Public trust in Western media seems to be at an all-time low which in turn undermines the authority and credibility of their governments. The fault, perhaps one could say “crisis” in credibility, is inherent. It has little to do with Russia or its media, although Russian news channels like RT and Sputnik have certainly contributed in a legitimate way to exposing the malfeasance of Western governments.
On international politics, such as the NATO-backed covert war for regime change in Syria, or the deplorable incitement of tensions by Washington and London towards Iran, Russian news media have provided a critical source of reporting and analysis. Often that alternative perspective has allowed Western public to hold their governments and derelict media to account. The fable of “the emperor with no clothes” comes to mind.
It is bitterly ironic that an independent journalist like Julian Assange of the Wikileaks website is being currently detained in a maximum security British prison on trumped-up extradition charges to the US for spying – when Assange’s real “crime” is that he exposed American and British war crimes in Iraq and elsewhere. Arguably, Assange’s credibility and appreciation among ordinary citizens the world over is much higher than either of the US or British governments, or their mainstream media.
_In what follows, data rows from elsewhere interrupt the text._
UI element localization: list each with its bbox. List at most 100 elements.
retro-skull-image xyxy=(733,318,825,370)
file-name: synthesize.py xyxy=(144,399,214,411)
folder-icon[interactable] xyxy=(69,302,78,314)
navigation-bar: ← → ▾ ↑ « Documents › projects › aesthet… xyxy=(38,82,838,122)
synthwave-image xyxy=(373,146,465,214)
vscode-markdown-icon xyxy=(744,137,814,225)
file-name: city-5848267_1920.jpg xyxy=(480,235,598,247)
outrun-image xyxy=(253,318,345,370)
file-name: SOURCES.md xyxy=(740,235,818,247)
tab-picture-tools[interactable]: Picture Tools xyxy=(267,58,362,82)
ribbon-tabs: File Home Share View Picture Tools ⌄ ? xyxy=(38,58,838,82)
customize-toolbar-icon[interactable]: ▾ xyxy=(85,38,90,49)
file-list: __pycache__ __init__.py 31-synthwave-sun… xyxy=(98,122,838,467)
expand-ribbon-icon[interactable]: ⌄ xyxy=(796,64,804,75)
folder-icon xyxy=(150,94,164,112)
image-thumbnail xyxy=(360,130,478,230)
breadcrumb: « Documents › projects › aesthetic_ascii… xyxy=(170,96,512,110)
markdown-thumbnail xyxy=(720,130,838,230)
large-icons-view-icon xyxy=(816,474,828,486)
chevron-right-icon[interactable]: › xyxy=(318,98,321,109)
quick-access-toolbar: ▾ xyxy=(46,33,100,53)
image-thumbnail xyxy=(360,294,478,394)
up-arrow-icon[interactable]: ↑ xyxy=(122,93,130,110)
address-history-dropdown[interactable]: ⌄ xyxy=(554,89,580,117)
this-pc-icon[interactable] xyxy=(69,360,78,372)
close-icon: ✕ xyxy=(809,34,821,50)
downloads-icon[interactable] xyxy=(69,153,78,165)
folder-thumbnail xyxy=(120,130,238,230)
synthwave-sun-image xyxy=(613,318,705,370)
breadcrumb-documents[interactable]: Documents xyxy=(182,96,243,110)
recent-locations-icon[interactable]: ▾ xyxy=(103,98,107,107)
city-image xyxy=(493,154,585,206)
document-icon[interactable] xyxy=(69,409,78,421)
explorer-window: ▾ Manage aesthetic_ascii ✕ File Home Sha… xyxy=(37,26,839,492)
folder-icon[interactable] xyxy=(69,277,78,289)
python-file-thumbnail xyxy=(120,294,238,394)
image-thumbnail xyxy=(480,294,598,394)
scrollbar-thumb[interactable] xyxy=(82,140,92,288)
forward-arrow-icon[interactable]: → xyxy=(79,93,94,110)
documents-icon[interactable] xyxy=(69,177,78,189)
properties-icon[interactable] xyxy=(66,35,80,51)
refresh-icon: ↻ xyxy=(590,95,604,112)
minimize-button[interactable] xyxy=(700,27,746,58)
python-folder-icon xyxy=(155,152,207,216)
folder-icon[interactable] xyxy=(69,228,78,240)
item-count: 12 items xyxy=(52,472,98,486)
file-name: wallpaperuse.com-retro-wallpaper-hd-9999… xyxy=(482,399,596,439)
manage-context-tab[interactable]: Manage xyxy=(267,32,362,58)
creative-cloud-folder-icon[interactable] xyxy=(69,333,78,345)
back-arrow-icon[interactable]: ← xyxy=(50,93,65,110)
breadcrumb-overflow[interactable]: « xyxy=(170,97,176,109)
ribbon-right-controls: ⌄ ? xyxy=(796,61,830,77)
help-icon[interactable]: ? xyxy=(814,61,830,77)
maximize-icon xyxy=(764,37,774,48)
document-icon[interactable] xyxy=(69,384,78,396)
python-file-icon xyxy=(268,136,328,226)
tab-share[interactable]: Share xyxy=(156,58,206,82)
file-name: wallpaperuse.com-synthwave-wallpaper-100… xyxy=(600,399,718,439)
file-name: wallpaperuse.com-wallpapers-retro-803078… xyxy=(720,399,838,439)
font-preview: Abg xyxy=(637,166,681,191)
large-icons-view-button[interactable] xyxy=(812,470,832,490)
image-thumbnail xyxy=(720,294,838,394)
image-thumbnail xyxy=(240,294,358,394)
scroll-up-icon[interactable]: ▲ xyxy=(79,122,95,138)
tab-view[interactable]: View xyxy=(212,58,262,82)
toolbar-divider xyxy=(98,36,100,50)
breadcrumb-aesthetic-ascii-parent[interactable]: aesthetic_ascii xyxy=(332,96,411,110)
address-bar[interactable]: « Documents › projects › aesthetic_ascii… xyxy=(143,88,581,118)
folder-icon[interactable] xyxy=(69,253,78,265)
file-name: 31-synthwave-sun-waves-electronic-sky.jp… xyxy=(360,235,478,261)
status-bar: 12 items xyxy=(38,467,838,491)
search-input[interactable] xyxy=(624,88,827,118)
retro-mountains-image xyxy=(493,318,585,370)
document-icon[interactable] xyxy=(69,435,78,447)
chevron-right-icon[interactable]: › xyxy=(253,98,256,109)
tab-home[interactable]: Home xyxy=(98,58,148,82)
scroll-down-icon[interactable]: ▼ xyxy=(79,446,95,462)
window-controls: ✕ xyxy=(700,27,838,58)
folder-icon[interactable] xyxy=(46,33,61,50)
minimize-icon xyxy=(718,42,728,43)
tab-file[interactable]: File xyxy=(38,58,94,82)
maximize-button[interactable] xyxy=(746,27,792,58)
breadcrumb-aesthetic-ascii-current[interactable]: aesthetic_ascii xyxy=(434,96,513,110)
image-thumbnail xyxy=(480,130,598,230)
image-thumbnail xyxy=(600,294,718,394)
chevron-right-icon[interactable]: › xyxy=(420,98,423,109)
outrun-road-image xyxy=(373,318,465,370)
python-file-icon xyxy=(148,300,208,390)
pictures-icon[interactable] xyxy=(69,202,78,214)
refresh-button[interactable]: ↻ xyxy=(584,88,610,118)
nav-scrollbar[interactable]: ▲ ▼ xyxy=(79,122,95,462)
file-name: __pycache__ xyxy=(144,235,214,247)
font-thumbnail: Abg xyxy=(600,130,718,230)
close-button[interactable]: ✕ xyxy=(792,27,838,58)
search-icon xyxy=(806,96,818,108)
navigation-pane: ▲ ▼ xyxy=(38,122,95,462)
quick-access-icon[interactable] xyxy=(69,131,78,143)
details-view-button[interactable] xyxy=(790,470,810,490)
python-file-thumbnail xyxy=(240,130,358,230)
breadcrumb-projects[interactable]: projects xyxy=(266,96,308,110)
The same dichotomy applies to the two above-mentioned Russia-based news channels. Not able to cope with hearing the critical message, the British government has resorted to shooting the messenger. However, the British and international public can see what’s going on here, and so the “emperor” is hastily, clumsily trying to cover up the embarrassment from being exposed.
But, more sinisterly, the British assault on press freedom is ramping up a global media war in which Russia is being targeted by NATO powers. The first casualty of war is the truth. And that suggests a war is dangerously looming. That’s why freedom of press is more urgent than ever. But don’t expect the British government to rescue it. It’s trying to bury it – albeit with its la-de-da pretensions of virtue.